Nicht minder gefährlich als die akuten Nasenkatarrhe sind für das Ohr die chronischen, d. h. die aus akutem Stadium erst hervorgegangenen und durch Vernachlässigung oder infolge einer besonderen Anlage der Befallenen in die Länge gezogenen Erkrankungen des Nasenrachenraumes. Sie erstrecken sich dann in der Dauer immer über viele Monate, ja viele Jahre, und es kommt durch sie leicht zu Funktionsstörungen in den Ohren, besonders zu mehr oder weniger hochgradiger Schwerhörigkeit, die sich bei Nichtachtung langsam, aber sicher, beinahe bis zur Taubheit steigern kann; dabei bestehen sehr häufig die für den Patienten so außerordentlich quälenden Geräusche des Summens, Brummens, Klingens, Läutens, Pfeifens, die, Tag und Nacht oft gleichmäßig fortdauernd, die Nachtruhe zu rauben vermögen.
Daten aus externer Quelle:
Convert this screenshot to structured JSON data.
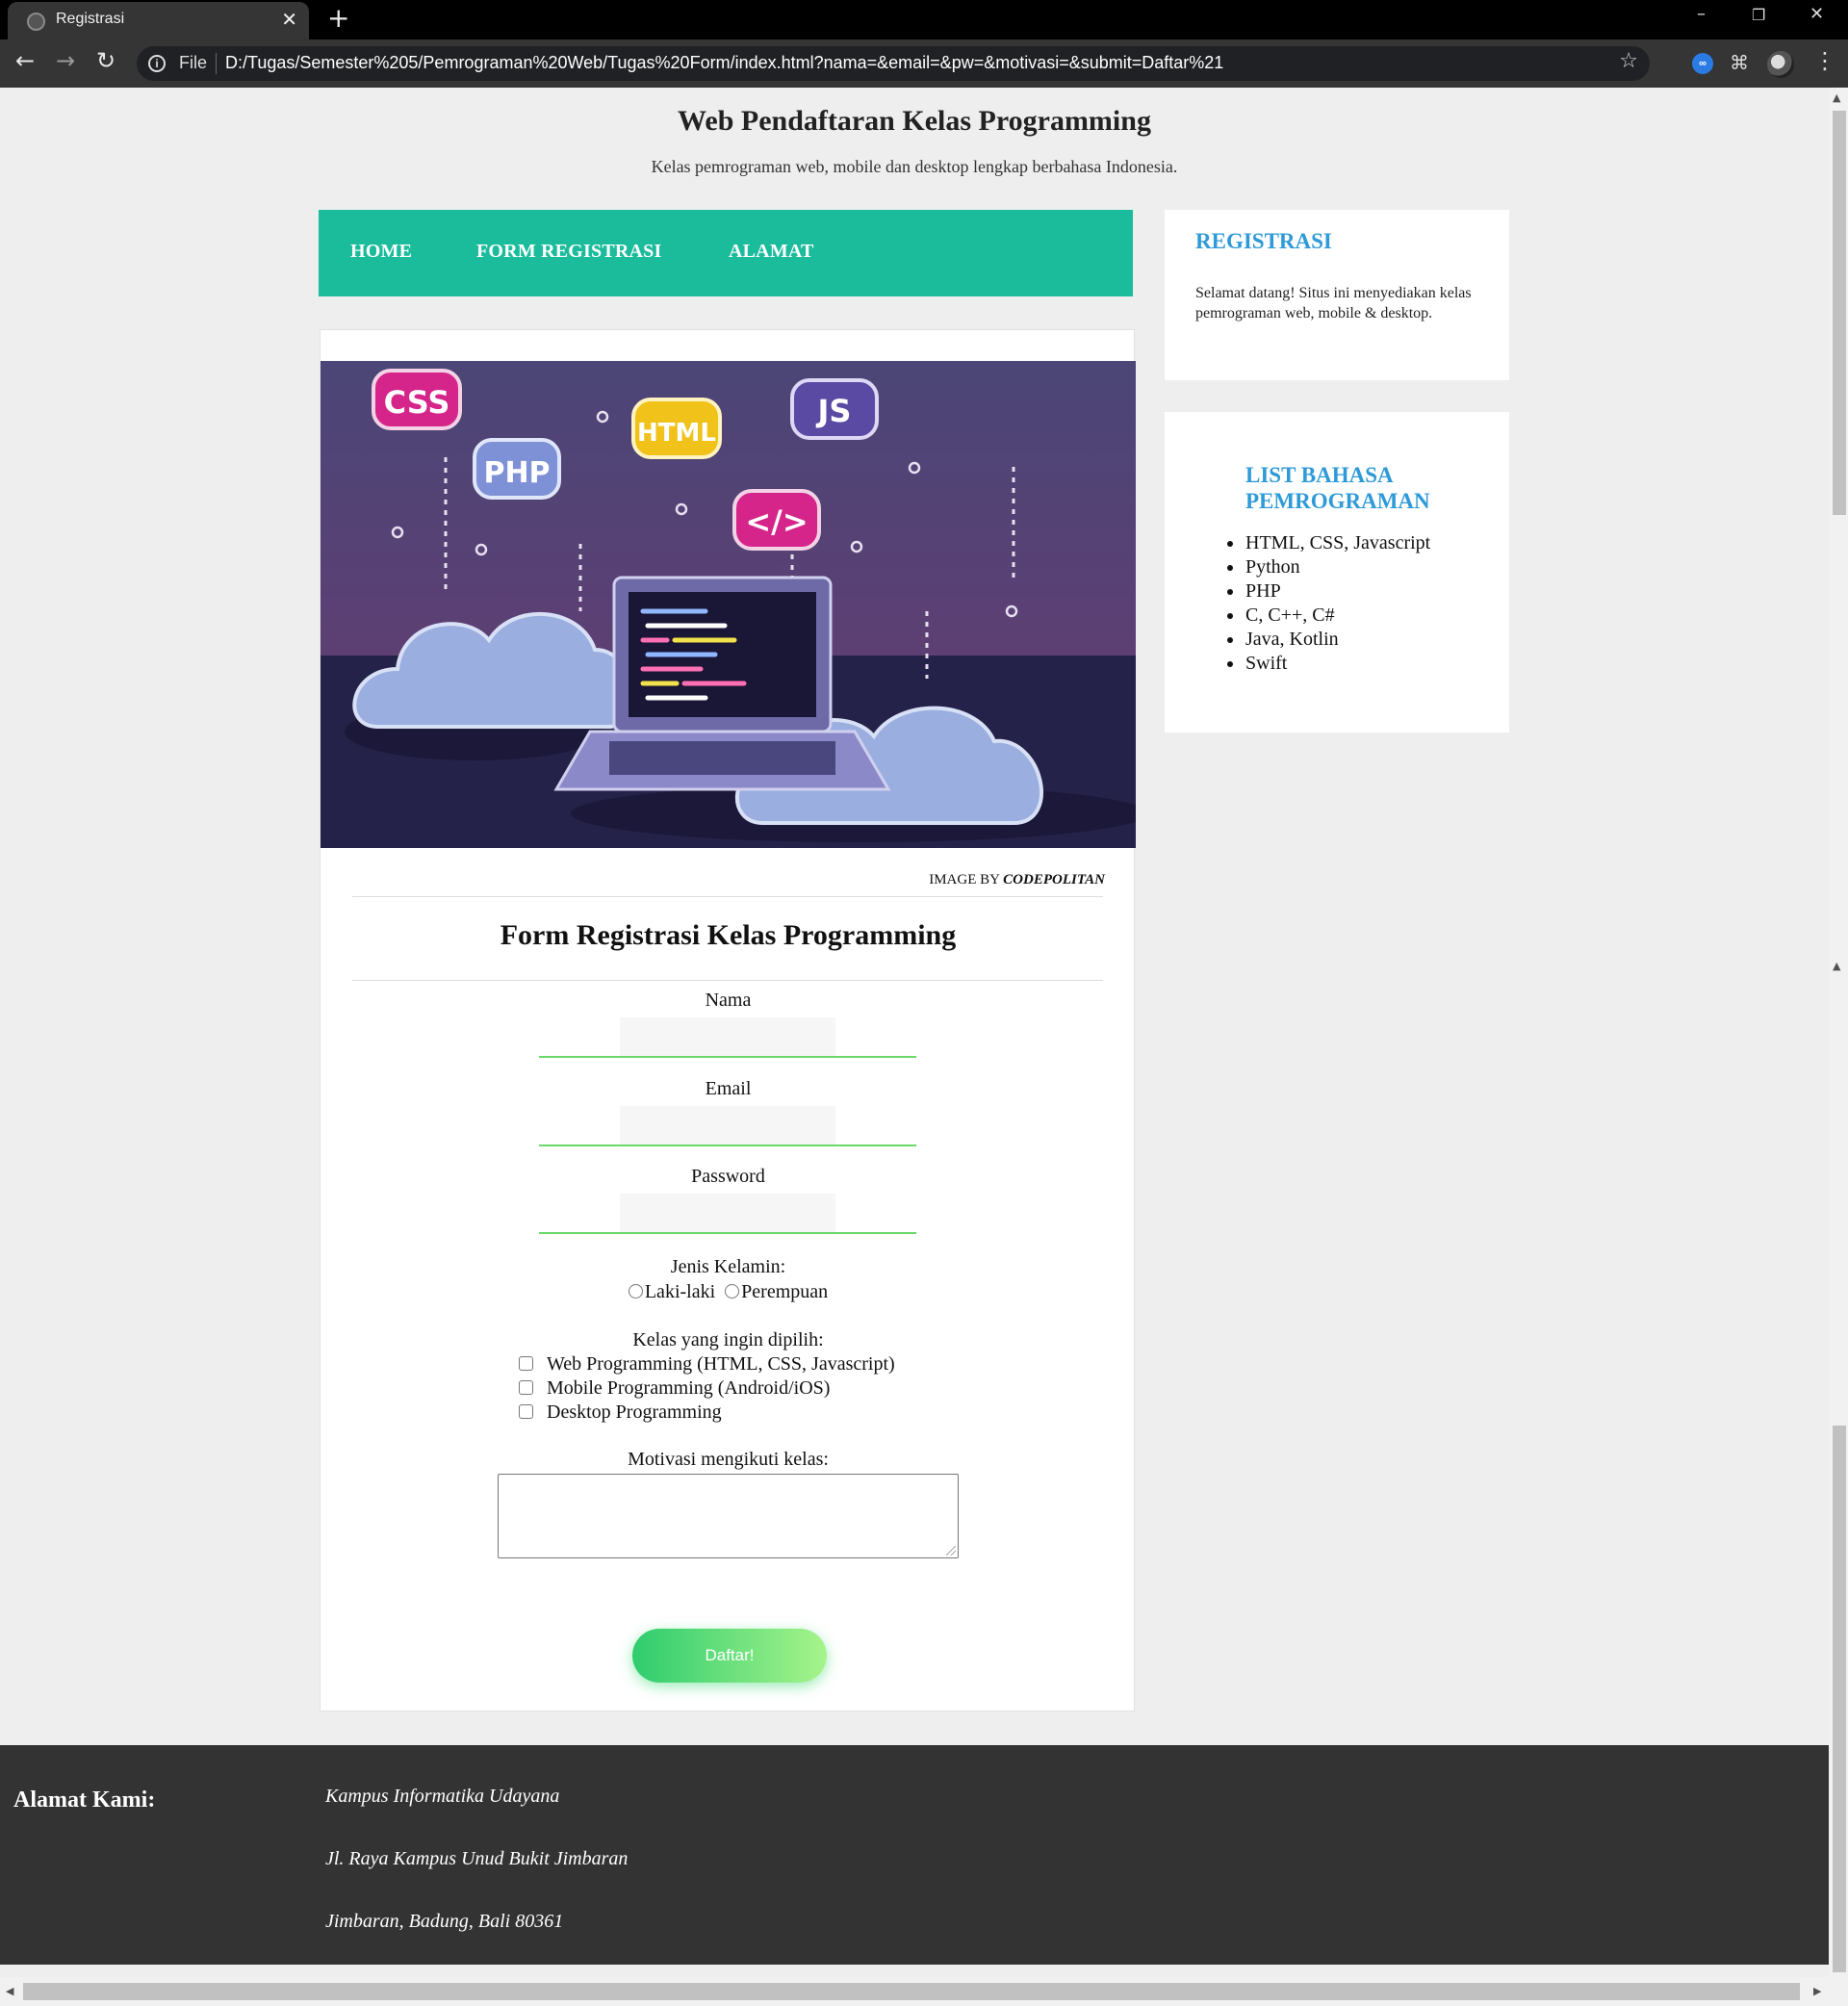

Während wir derartige Erscheinungen zumeist, eben infolge der langen Dauer ihres Bestandes, bei Erwachsenen oder älteren Kindern vorfinden, machen sich bei jüngeren Kindern andere Momente bemerkbar, die hier als ursächlich wirksam für die ins Chronische sich ziehenden Ohrenerkrankungen auf katarrhalischer Grundlage in Betracht kommen.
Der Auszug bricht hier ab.